夏はベガ、デネブ、アルタイルから作られる"夏の大三角形"を。

冬はシリウス、プロキオン、ベテルギウスから作られる"冬の大三角形"なんてものも見た。

彼は決まって満面の笑顔で星座について教えてくれた。

私はそんな時間を幸せに過ごしていたんだと思う。

けれど、幸せなんてものは長く続かないのが当たり前。

小学六年生の冬、私は父親の転勤が理由で故郷から随分遠くへ引っ越した。

まだ幼かった私のわがままなんて母親は聞く耳を持たずに、「お父さんの仕事の事情だから仕方ないのよ」としか言わなかった。

そんな話ももう3年前の話。

今になってわかる。

幼馴染みの男の子の存在の大きさを。

きっと私は彼が好きだったんだ。

でも、この気持ちは行き場を無くしてしまった。

彼とはもう会えない。

そりゃそうだ。
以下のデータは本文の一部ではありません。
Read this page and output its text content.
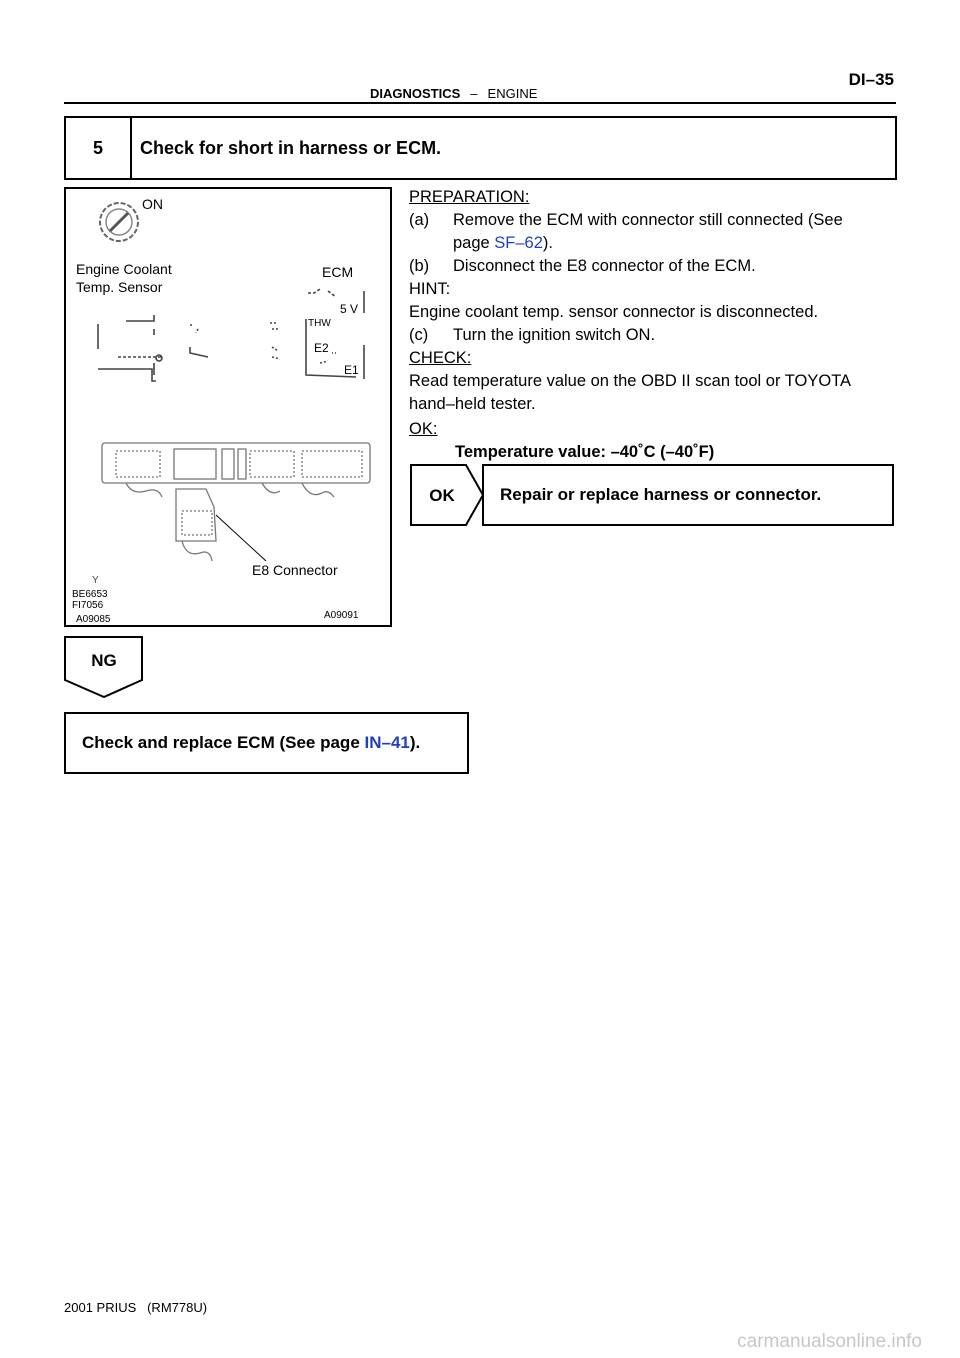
DIAGNOSTICS – ENGINE
DI–35
5	Check for short in harness or ECM.
ON
Engine Coolant
Temp. Sensor
ECM
5 V
THW
E2
E1
E8 Connector
Y
BE6653
FI7056
A09085	A09091

PREPARATION:

(a)	Remove the ECM with connector still connected (See

page SF–62).

(b)	Disconnect the E8 connector of the ECM.

HINT:

Engine coolant temp. sensor connector is disconnected.

(c)	Turn the ignition switch ON.

CHECK:

Read temperature value on the OBD II scan tool or TOYOTA

hand–held tester.

OK:

Temperature value: –40˚C (–40˚F)

OK	Repair or replace harness or connector.
NG
Check and replace ECM (See page IN–41 ).
2001 PRIUS   (RM778U)
carmanualsonline.info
遠くに引っ越してしまったんだから。


明日から高校生としての生活が始まる。

それなのに、こんな昔話を思い出して涙を流しているなんて変な私だ。


運命だなんて言葉、私は信じてない。

運命があるのなら、私は引っ越したりしなかったんだから。

でも、もし本当に運命があるのなら…………

「もう一度彼に出会って、気持ちを伝える機会をください…………」

ひとり、自宅である一軒家のベランダで夜空に浮かぶ星に祈った。